S&P Global has cut Russia’s credit rating to “junk” status in the latest sign that western sanctions are already dealing a severe blow to the country’s financial markets.
The move came as Russia’s invasion of Ukraine triggered a string of downgrades from the big agencies, with Fitch Ratings lowering Ukraine’s credit rating and Moody’s Investors Service warning that both countries could face cuts.
S&P said late on Friday New York time that it would reduce Russia’s rating from triple-B minus to double-B positive. S & P’s decision strips Russia of its investment grade standing at one of the main three rating agencies, pushing Moscow into a league of riskier countries that typically pay higher borrowing costs.
“The downgrade follows the abrupt escalation of Russia’s military intervention into Ukraine, which has prompted a series of stringent economic and financial sanctions from the US, EU, and UK governments, among others,” S&P said.
“In our view, the sanctions announced to date could carry significant negative implications for the Russian banking sector’s ability to act as a financial intermediary for international trade.”
S&P said it could reduce Russia’s rating further over the next three months once its analysts have “more clarity on the full macroeconomic repercussions of the existing sanctions and the evolution of the geopolitical conflict”. The agency also lowered Ukraine’s rating to B minus from B.
Moody’s also late on Friday said it had placed Russia’s credit rating on review for a downgrade, prompted by a “significant further elevation of the geopolitical risks”. Russia still holds an investment grade status both with Moody’s and Fitch.
Russia’s financial markets were roiled this week after Vladimir Putin ordered a full-scale invasion of Ukraine. The country’s stock market shed a third of its value in US dollar terms, marking the worst week on record, according to Refintiv data.
In another sign of the severe financial consequences of Russia’s attack on Ukraine, the cost to protect against the risks of holding Russian debt has soared. The spread on five-year credit default swaps rose above 900 basis points on Thursday, a historic high, before ending the week at around 500bp. It had started this year around 120bp.

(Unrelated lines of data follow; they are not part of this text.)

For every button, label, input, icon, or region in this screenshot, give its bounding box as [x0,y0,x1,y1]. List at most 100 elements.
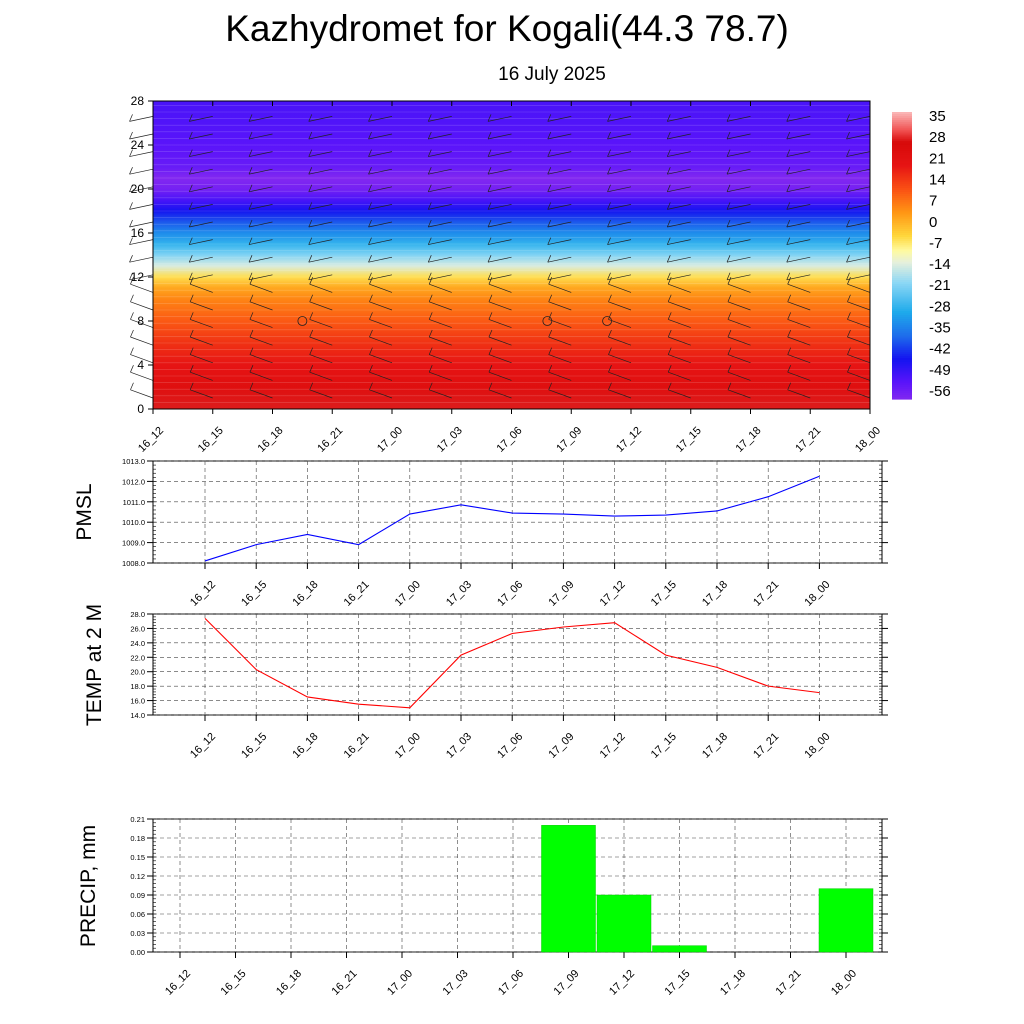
wind-barb [547,133,572,140]
colorbar-swatch [892,173,912,177]
wind-barb [309,354,333,364]
wind-barb [608,389,632,399]
wind-barb [487,133,512,140]
y-tick-label: 0.12 [130,872,145,881]
wind-barb [130,389,154,399]
wind-barb-flag [309,347,314,355]
wind-barb-flag [786,149,791,157]
colorbar-swatch [892,245,912,248]
colorbar-swatch [892,222,912,226]
wind-barb-flag [428,277,433,285]
colorbar-swatch [892,196,912,199]
colorbar-swatch [892,263,912,267]
wind-barb [249,336,273,346]
y-tick-label: 24.0 [130,639,145,648]
wind-barb-flag [666,255,671,263]
wind-barb [189,116,213,122]
wind-barb-flag [607,202,611,210]
colorbar-label: 21 [929,150,946,167]
colorbar-swatch [892,157,912,160]
colorbar-swatch [892,202,912,205]
colorbar-swatch [892,310,912,314]
wind-barb-flag [846,149,850,157]
colorbar-label: -35 [929,320,951,337]
y-tick-label: 0.00 [130,948,145,957]
wind-barb-flag [666,131,671,140]
colorbar-swatch [892,181,912,185]
wind-barb [369,301,393,311]
colorbar-swatch [892,140,912,144]
wind-barb-flag [786,184,791,192]
wind-barb [668,336,691,346]
wind-barb-flag [309,277,314,285]
colorbar-swatch [892,335,912,339]
wind-barb [429,319,452,328]
wind-barb [668,354,691,364]
colorbar-swatch [892,282,912,285]
wind-barb-flag [786,202,791,210]
wind-barb-flag [786,272,791,280]
wind-barb [786,186,811,193]
wind-barb [487,168,512,175]
y-tick-label: 28.0 [130,610,145,619]
x-tick-label: 17_12 [598,579,628,609]
wind-barb [607,274,632,281]
x-tick-label: 16_12 [188,731,218,761]
wind-barb-flag [308,219,313,228]
wind-barb [846,204,871,210]
wind-barb [786,151,811,157]
y-tick-label: 1010.0 [122,518,145,527]
x-tick-label: 16_15 [196,425,226,455]
x-tick-label: 17_15 [649,579,679,609]
wind-barb [369,336,393,346]
wind-barb [129,204,154,210]
wind-barb [249,371,273,381]
wind-barb [668,319,691,328]
wind-barb [607,186,632,193]
wind-barb-flag [308,149,313,157]
colorbar-swatch [892,280,912,283]
wind-barb-flag [548,277,553,285]
colorbar-swatch [892,198,912,201]
wind-barb-flag [189,329,194,338]
wind-barb-flag [309,294,314,302]
wind-barb [428,116,452,122]
wind-barb [726,133,751,140]
x-tick-label: 17_06 [495,425,525,455]
colorbar-swatch [892,341,912,345]
wind-barb [487,151,512,157]
colorbar-swatch [892,191,912,195]
wind-barb-flag [188,202,193,210]
wind-barb [308,239,333,245]
wind-barb-flag [727,365,732,373]
wind-barb-flag [487,237,492,245]
wind-barb [249,354,273,364]
colorbar-swatch [892,339,912,343]
wind-barb-flag [608,294,612,302]
wind-barb [129,116,154,122]
wind-barb-flag [727,382,732,390]
wind-barb-flag [189,347,194,355]
wind-barb [786,274,811,281]
y-tick-label: 18.0 [130,682,145,691]
wind-barb [249,319,273,328]
y-tick-label: 16 [131,226,145,240]
calm-wind-marker [297,316,308,326]
wind-barb-flag [726,237,731,245]
wind-barb-flag [129,237,133,245]
colorbar-label: -14 [929,256,951,273]
wind-barb-flag [846,272,850,280]
wind-barb [846,274,871,281]
wind-barb-flag [249,277,254,285]
wind-barb [130,336,154,346]
wind-barb-flag [667,294,672,302]
wind-barb [488,283,512,293]
wind-barb-flag [129,202,133,210]
colorbar-swatch [892,214,912,218]
wind-barb [249,389,273,399]
colorbar-swatch [892,159,912,162]
colorbar-swatch [892,200,912,203]
precip-bar [818,888,874,953]
colorbar-swatch [892,284,912,287]
wind-barb-flag [666,237,671,245]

With its low debt levels and vast oil revenues, Russia is considered very unlikely to default on its debt. But investors are concerned about a situation where sanctions render it impossible for them to receive interest or principal repayments from Moscow.

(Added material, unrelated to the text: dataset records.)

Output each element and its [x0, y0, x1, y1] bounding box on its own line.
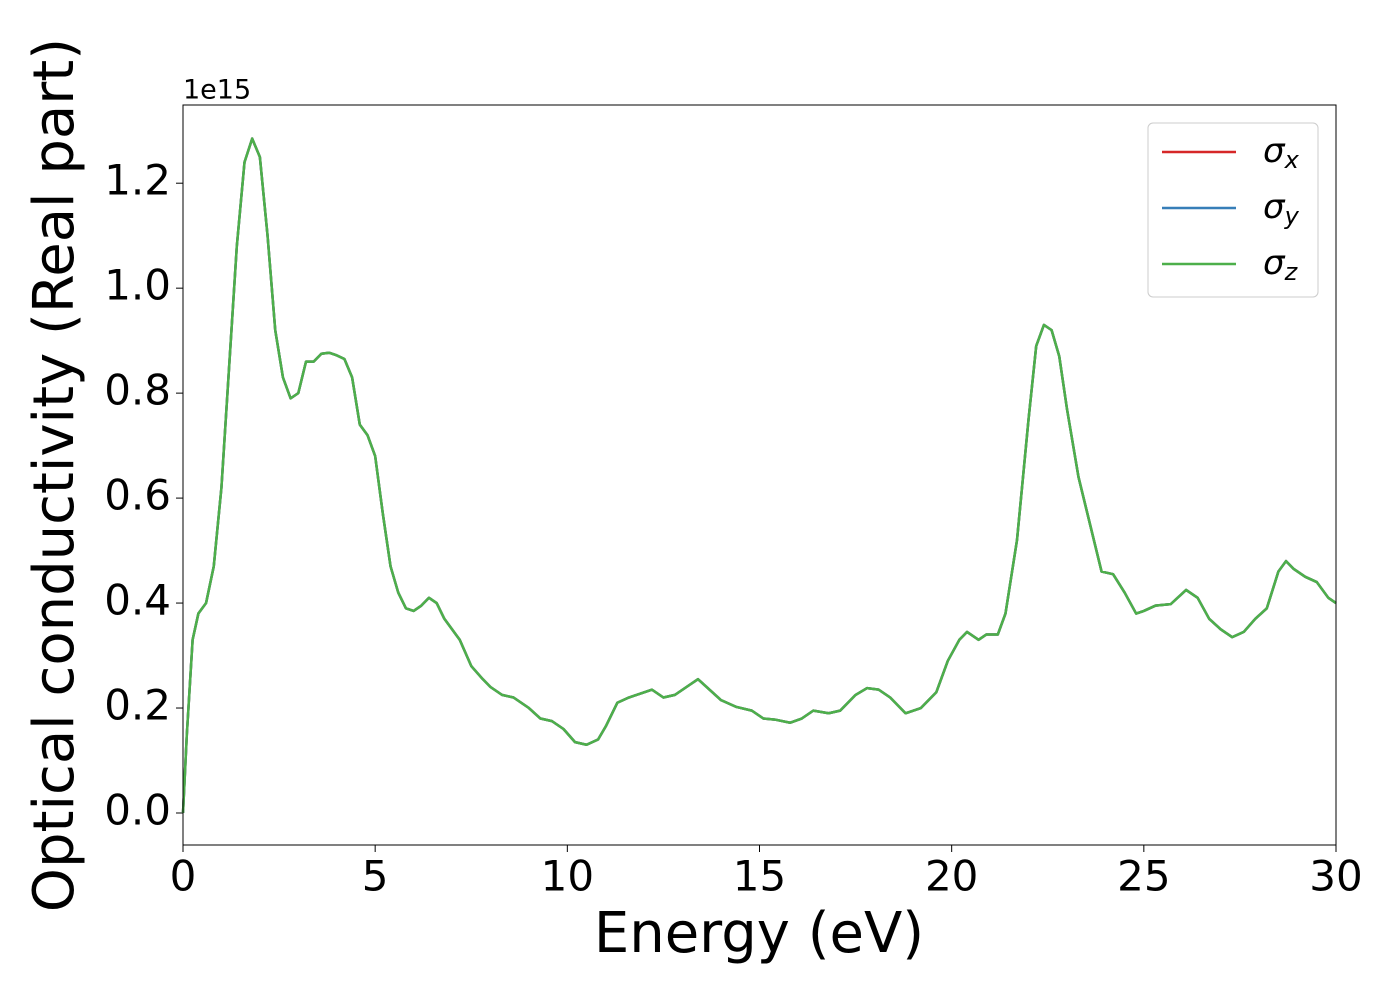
legend-label: σx — [1263, 131, 1300, 175]
legend-label: σy — [1263, 187, 1300, 231]
x-axis-label: Energy (eV) — [594, 901, 924, 966]
legend-label: σz — [1263, 243, 1299, 287]
legend-box — [1147, 122, 1319, 298]
y-axis-label: Optical conductivity (Real part) — [22, 38, 87, 912]
y-tick-label: 0.8 — [104, 366, 171, 415]
x-tick-label: 30 — [1309, 852, 1362, 901]
offset-label: 1e15 — [183, 75, 251, 106]
x-tick-label: 25 — [1117, 852, 1170, 901]
x-tick-label: 20 — [925, 852, 978, 901]
plot-frame — [182, 104, 1337, 846]
x-tick-label: 10 — [541, 852, 594, 901]
x-tick-label: 5 — [362, 852, 389, 901]
y-tick-label: 0.6 — [104, 471, 171, 520]
y-tick-label: 0.0 — [104, 785, 171, 834]
x-tick-label: 0 — [170, 852, 197, 901]
data-line — [181, 137, 1337, 814]
legend: σx σy σz — [1147, 122, 1319, 298]
x-tick-label: 15 — [733, 852, 786, 901]
y-tick-label: 1.2 — [104, 156, 171, 205]
y-tick-label: 0.2 — [104, 681, 171, 730]
y-tick-label: 0.4 — [104, 576, 171, 625]
y-tick-label: 1.0 — [104, 261, 171, 310]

Investors are already finding it difficult to trade in Russian assets as banks, fund managers and trading infrastructure operators begin to remove Russia from global markets because of sanctions on Russian banks such as VTB. Swiss wealth management giants Credit Suisse and UBS have also slashed the amount they are willing to lend to private bank clients using Russian assets as collateral.
Ukraine’s government debt has also tumbled, as the invasion fans fears that Kyiv will default on its debt. Ukrainian dollar bonds ended the week with prices below 50 cents on the dollar, a level that indicates investors are pricing in a high probability of not being repaid in full.
Fitch lowered Ukraine’s rating from B to triple-C on Friday, close to the bottom of its rating scale, saying the invasion has “resulted in heightened risks to Ukraine’s external and public finances, macro-financial stability and political stability.”
“There is a high likelihood of an extended period of political instability, with regime change a likely objective of President Putin, creating heightened policy uncertainty and potentially also undermining the willingness of Ukraine to repay debt,” Fitch added.